Bryan Caplan wrote an essay about why he worries about any one ethnic group having too much power. Notice that he included Jews.
From there, you have spun many other conclusions without foundation: (1) That he is motivated by "ethnic anxiety"; (2) That this is why he supports open borders; (3) That he feels this way specifically because he is Jewish; (4) This his particular concern is "the legacy majority" (I notice how you sneakily slipped that buzz phrase in there, even though, as I noted, he actually said he is worried about any majority, including his own); (5) That all this is a Jewish trait which he shares with other Jews; (6) That this does not arise merely from shared cultural experiences, but their DNA.
I mean, any or all of those things could theoretically be true. But put together it's a narrative that obviously fits your ZOG worldview, but it is all nothing more than a just-so story. You're pointing at random Jews who say things in the media and saying "See? See???" like this is supposed to convince us of the --Joo--Cylon menace. When you can't even avoid ignoring points in the very examples you cite (like Caplan himself not excluding Jews from his point), it becomes patently obvious how you are ignoring, say, all the Jews who don't conveniently say things that pattern-match to "Cylon" and even say things that contradict it.
I am not particularly interested in steelmanning "anti-racism," because we'd get bogged down in definitions starting with "racism" and not ending with "disempowering" or "white people." But you are still overgeneralizing. Not every person, Jewish or otherwise, who is "anti-racist" is Ibrim X Kendi or subscribes to Kendism, and even of those who do, your assumption is that they actually support that because they consider white people their enemy and they are waging tribal warfare against them. And not, say, because some people actually believe racism is a bad thing and this is the best way to combat it.
No.

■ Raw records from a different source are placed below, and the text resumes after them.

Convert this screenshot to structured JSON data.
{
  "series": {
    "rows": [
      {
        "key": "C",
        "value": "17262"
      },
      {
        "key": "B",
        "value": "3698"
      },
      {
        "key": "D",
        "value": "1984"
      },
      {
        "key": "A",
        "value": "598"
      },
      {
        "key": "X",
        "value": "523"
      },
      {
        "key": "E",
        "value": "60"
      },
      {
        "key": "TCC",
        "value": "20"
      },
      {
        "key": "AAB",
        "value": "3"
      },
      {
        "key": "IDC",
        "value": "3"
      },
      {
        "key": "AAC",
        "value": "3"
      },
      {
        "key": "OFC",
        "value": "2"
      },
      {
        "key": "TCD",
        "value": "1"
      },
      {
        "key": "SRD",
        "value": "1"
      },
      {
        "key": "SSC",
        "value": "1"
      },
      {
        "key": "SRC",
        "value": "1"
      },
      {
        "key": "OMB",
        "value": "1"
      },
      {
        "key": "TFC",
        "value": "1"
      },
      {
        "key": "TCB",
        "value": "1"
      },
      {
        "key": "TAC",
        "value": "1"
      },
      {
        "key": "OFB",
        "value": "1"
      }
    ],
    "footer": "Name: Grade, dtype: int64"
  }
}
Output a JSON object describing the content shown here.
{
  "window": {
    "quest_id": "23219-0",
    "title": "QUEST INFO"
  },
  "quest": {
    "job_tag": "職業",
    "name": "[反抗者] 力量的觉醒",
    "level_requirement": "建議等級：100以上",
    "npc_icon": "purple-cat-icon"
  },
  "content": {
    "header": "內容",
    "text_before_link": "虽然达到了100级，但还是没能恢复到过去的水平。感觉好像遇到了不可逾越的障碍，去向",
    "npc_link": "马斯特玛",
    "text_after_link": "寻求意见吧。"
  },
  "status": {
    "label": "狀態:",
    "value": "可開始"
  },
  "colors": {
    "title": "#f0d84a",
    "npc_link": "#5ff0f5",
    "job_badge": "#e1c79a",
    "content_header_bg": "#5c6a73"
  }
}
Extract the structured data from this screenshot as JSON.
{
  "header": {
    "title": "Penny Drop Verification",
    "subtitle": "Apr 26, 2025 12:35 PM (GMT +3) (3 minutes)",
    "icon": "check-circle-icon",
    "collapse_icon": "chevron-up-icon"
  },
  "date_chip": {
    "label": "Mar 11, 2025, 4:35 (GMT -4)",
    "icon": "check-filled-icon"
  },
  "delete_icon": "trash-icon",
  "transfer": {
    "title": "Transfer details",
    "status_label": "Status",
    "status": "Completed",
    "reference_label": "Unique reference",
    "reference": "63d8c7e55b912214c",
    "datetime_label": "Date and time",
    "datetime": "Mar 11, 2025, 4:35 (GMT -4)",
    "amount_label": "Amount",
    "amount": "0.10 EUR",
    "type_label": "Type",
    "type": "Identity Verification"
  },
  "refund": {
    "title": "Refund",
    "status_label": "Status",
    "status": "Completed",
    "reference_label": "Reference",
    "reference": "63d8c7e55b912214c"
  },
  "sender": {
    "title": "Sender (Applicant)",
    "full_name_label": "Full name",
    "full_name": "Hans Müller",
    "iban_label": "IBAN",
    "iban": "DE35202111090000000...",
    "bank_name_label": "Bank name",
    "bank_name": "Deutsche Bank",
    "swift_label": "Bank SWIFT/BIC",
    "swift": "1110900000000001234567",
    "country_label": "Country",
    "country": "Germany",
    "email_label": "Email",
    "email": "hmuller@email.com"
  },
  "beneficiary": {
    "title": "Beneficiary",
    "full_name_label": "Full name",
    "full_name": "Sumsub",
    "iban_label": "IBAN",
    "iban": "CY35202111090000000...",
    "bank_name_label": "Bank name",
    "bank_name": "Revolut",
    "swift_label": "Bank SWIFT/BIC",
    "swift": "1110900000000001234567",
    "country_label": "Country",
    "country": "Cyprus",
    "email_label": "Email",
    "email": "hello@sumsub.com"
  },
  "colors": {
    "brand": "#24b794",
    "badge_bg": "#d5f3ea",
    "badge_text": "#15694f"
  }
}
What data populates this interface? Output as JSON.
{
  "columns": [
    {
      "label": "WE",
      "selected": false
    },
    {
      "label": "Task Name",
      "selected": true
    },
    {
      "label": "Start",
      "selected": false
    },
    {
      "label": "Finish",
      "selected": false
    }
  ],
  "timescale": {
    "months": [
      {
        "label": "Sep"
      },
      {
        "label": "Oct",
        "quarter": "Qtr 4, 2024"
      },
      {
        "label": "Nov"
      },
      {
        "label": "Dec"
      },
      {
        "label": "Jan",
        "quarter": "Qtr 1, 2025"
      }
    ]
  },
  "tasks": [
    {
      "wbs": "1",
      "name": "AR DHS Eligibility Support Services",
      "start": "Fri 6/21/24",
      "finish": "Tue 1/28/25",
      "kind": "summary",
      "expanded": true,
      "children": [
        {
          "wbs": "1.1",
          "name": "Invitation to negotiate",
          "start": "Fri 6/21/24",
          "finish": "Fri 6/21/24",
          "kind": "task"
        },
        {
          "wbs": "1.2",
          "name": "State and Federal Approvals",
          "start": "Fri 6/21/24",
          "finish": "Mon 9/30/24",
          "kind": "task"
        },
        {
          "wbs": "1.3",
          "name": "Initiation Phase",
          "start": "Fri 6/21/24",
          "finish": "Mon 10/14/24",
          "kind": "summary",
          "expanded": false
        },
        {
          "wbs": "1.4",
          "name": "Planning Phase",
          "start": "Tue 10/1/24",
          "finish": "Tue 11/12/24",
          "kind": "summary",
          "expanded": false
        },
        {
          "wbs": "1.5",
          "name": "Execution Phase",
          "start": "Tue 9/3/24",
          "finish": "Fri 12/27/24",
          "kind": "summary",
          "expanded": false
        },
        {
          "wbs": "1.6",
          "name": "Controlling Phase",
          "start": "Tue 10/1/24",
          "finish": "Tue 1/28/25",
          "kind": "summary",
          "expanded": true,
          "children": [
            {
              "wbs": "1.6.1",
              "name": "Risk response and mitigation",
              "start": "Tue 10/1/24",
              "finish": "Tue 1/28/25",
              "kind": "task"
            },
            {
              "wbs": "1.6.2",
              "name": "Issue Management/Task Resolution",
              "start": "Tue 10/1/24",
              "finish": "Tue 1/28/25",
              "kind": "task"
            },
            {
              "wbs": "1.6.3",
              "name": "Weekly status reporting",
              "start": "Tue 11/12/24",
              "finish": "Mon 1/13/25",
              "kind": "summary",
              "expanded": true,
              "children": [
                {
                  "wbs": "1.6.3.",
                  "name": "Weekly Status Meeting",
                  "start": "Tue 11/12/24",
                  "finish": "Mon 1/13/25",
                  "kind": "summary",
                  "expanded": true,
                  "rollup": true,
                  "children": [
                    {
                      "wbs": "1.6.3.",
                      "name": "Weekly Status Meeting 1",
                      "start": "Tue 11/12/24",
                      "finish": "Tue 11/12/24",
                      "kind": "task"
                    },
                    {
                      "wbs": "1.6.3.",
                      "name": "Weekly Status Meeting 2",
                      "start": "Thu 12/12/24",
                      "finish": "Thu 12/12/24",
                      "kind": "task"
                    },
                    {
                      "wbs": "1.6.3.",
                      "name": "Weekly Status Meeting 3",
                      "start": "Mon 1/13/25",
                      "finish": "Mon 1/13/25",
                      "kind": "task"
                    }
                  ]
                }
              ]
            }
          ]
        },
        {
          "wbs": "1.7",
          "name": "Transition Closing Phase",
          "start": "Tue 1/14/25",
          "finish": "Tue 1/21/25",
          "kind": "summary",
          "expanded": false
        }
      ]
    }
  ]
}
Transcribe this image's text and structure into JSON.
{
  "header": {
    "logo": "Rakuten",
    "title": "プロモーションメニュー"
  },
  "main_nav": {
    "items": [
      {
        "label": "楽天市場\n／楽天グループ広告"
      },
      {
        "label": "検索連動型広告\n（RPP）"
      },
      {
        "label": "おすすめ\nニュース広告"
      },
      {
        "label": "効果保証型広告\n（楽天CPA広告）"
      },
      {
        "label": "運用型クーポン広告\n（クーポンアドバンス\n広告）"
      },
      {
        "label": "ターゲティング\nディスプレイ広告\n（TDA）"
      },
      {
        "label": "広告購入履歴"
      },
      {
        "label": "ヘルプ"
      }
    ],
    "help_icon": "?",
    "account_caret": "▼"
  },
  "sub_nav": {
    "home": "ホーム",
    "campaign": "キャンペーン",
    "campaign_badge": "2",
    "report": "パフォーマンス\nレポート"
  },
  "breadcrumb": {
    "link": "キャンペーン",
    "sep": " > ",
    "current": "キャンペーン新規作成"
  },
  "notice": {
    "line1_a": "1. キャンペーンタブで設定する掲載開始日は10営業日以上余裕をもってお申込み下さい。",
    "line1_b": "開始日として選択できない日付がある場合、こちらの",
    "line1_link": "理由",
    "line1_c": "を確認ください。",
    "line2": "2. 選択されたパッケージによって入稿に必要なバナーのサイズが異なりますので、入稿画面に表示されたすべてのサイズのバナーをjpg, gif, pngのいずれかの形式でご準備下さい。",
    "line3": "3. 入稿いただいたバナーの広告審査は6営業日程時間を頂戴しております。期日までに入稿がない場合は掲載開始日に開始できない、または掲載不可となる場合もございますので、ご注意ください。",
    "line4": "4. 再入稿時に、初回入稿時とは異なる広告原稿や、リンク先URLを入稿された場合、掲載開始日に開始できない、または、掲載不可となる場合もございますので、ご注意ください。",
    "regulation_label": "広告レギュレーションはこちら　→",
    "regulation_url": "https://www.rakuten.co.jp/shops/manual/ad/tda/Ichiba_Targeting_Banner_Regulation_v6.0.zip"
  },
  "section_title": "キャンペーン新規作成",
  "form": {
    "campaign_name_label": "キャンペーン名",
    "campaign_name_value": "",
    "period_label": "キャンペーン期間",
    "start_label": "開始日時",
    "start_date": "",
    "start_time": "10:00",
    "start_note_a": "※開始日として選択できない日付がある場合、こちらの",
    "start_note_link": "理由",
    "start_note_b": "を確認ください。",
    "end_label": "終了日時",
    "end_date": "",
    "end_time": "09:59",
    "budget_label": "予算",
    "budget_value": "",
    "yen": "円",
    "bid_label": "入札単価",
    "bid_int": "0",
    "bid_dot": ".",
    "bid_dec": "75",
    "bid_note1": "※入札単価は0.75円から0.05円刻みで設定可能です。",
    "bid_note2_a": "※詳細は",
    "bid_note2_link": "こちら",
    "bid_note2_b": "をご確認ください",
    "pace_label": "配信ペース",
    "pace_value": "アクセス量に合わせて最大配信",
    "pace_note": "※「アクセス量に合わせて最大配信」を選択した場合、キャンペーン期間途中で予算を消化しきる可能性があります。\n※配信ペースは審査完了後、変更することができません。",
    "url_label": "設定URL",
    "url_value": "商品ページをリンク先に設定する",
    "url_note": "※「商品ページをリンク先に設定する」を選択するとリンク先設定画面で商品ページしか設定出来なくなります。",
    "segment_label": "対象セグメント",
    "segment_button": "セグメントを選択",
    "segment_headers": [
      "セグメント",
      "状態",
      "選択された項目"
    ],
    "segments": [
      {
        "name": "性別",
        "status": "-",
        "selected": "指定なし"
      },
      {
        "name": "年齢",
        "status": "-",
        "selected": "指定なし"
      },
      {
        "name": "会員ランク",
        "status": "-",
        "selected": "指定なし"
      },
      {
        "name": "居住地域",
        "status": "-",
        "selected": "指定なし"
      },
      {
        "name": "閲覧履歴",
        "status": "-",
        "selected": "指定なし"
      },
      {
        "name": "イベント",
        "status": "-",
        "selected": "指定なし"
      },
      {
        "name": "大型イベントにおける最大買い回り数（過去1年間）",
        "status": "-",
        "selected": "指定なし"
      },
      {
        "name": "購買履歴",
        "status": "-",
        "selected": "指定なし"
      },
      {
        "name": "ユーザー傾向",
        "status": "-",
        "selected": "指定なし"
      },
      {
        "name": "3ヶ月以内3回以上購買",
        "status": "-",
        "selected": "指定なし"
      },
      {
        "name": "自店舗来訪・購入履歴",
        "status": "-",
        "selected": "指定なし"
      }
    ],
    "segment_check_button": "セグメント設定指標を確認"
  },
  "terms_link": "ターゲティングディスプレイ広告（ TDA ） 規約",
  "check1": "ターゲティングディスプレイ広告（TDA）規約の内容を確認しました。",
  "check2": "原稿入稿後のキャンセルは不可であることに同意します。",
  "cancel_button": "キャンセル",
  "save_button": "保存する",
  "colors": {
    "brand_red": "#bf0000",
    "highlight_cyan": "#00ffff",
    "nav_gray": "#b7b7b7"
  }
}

I actually think racism is a bad thing and fighting racism is a good thing. I'm certainly not a Kendiist, but I do not classify everyone producing anti-racist content as "hostile and subversive" and my racial enemy.
Why is it so taboo for white people to advocate for their ethnic identity? Can we at all attribute this phenomenon to the narrative-generation of cultural elites? If so, what are those narratives and what are their origins? Even boomer-cons have picked up terminology like "critical race theory" from which we get closer to acknowledging an actual origin for these narratives, rather than pretending they fell from the sky.
Every discussion with you reaches this point, where I observe that for post after post, you have ignored all my direct and specific challenges to each point you made, and simply try to grab the ball and run in a different direction with it.
Until next time, I am done playing "Look, squirrel!"
You never even bothered answering my question re: Caplan, and I guess you don't want to answer the question I just posed either. "But Caplan said he didn't want Jews to get too much power" is a non-answer. The point was that Caplan looks at society and says "damn, it would be better for it to be diverse so that the majority cannot organize against me." I asked you if this could be considered an example of disempowering a legacy majority and reading your post I see no answer.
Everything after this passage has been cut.